For Jesus his identity and mission revealed in the waters of his baptism were not a one time experience never to be revisited again. In the verses of St. Mark’s gospel which immediately follow today’s scene of Jesus’ baptism we read that the same Holy Spirit that hovered over him in the form of a dove just moments ago, immediately impelled him into the desert where over the course of forty days his vocation as God’s Servant would be severely tested. Jesus would have to chose again and again for God and commit himself to carrying out God’s will, not his own.

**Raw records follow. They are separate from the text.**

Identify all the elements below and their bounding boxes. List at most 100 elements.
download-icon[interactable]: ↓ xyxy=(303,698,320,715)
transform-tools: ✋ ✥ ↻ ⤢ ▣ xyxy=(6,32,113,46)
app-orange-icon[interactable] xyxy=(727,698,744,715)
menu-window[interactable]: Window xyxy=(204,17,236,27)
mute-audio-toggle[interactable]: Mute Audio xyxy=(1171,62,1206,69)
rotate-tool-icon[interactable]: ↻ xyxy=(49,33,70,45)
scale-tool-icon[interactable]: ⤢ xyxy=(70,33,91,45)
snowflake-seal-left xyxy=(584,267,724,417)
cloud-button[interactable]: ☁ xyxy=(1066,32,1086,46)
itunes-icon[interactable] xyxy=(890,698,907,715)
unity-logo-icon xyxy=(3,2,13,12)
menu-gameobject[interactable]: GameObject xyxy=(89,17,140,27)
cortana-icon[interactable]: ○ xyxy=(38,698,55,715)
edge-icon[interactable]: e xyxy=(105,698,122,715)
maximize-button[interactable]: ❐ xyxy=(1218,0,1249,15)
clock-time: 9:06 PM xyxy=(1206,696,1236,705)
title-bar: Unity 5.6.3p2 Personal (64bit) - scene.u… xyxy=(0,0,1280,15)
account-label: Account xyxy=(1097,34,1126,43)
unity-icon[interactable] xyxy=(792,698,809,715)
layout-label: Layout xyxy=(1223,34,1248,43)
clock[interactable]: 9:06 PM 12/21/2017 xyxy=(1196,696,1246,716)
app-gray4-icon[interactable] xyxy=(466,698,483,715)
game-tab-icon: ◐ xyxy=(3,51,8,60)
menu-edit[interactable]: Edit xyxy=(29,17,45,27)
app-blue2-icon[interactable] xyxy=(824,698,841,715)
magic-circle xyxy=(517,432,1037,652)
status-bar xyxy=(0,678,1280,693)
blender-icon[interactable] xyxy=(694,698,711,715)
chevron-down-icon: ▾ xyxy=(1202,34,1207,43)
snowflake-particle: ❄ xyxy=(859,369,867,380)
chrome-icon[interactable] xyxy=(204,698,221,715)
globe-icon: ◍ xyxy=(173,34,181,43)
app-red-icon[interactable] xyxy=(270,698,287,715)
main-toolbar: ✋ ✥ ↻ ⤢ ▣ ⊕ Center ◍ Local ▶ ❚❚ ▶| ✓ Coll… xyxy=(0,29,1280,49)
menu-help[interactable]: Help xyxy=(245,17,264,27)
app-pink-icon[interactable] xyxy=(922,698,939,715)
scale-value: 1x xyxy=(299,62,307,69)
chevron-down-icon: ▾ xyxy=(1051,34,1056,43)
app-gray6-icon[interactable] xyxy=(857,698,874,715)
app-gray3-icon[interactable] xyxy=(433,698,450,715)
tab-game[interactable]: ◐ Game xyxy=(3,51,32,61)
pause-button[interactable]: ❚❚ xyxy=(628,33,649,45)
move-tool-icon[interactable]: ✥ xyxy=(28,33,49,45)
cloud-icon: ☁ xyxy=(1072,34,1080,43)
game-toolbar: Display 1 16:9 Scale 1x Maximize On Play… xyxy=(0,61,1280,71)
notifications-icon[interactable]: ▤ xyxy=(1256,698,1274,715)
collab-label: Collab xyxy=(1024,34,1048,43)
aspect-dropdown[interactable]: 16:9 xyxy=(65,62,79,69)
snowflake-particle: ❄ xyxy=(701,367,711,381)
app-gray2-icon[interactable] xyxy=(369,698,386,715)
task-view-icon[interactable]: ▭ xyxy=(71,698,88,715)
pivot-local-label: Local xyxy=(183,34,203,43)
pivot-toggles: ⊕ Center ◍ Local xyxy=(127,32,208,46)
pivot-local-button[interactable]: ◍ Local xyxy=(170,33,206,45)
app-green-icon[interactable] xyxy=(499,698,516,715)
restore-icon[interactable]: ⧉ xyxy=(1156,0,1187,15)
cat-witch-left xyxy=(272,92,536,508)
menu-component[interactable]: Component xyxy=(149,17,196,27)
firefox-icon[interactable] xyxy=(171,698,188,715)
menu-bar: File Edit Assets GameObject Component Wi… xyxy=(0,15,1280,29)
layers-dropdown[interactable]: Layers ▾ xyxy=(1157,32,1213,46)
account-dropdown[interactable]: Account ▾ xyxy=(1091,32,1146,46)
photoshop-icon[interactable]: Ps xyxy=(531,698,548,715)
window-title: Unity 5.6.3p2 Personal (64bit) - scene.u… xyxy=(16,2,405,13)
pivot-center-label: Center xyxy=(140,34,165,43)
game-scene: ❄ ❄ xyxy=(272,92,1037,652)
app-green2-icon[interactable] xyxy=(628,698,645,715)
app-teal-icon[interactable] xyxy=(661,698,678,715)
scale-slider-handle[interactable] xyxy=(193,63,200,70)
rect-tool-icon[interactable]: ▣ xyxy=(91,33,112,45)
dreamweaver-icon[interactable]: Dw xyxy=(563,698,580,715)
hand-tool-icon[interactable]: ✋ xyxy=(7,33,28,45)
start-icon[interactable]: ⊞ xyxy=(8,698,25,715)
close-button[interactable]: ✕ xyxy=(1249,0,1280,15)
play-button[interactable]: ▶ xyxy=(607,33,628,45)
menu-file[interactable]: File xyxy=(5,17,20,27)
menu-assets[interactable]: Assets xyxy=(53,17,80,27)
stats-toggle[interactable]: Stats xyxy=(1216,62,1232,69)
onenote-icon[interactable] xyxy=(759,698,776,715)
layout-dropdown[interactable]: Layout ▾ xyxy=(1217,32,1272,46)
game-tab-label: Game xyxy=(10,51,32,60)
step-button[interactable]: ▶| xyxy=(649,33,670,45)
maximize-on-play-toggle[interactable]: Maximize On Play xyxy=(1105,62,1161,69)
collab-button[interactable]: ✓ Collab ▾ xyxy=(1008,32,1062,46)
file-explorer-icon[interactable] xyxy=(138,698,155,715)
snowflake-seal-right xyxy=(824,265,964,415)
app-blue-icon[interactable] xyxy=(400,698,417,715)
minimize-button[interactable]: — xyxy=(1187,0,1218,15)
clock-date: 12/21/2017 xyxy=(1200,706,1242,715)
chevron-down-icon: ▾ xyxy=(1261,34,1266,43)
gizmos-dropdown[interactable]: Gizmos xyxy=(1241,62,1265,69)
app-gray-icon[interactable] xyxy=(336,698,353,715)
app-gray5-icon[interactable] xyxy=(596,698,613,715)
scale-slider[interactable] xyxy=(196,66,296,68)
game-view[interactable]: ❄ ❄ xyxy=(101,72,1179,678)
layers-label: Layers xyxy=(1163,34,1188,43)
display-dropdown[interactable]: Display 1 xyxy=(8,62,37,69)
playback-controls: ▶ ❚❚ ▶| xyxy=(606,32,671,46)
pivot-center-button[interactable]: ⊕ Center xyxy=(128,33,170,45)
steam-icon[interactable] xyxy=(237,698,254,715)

Today’s celebration of Jesus’ baptism reminds us that we too have been chosen by God, set apart as God’s servants, God’s anointed today in whom God is pleased. But like Jesus, God’s choice of each of us, and our acceptance of divine life and grace are not, as some forms of Christian spirituality and practice current today, would have us believe, a one time event never to have to be revisited again or even acted upon, that all that matters is that one “has accepted Jesus Christ as their personal savior.” In fact, the Bible and our Catholic tradition teach otherwise. While not denying the life-changing grace of our encounter with Christ in baptism, like Jesus we will over and over again be confronted with the choice of either remaining faithful to God, or giving ourselves over to the values and ways of the world. So that we would always have at our disposal the means of divine grace to help us live the life and mission given us, Jesus himself instituted and left to the church the sacraments, especially the Holy Eucharist and the Sacrament of Penance, established Peter and the Apostles and their successors down through time, the Pope and Bishops, as the official teachers and guardians of the faith and Christian life he came to establish.
Endowed with extraordinary talent, Michael Phelps applied himself daily to a practice regimen that made him a champion. Endowed with divine grace Jesus invites us to a like daily regimen but one of acts of faith, hope and love in imitation of his servant ministry that will win us, not medals of bronze, silver or gold, but the championship and a glory incapable of fading, eternal life in God.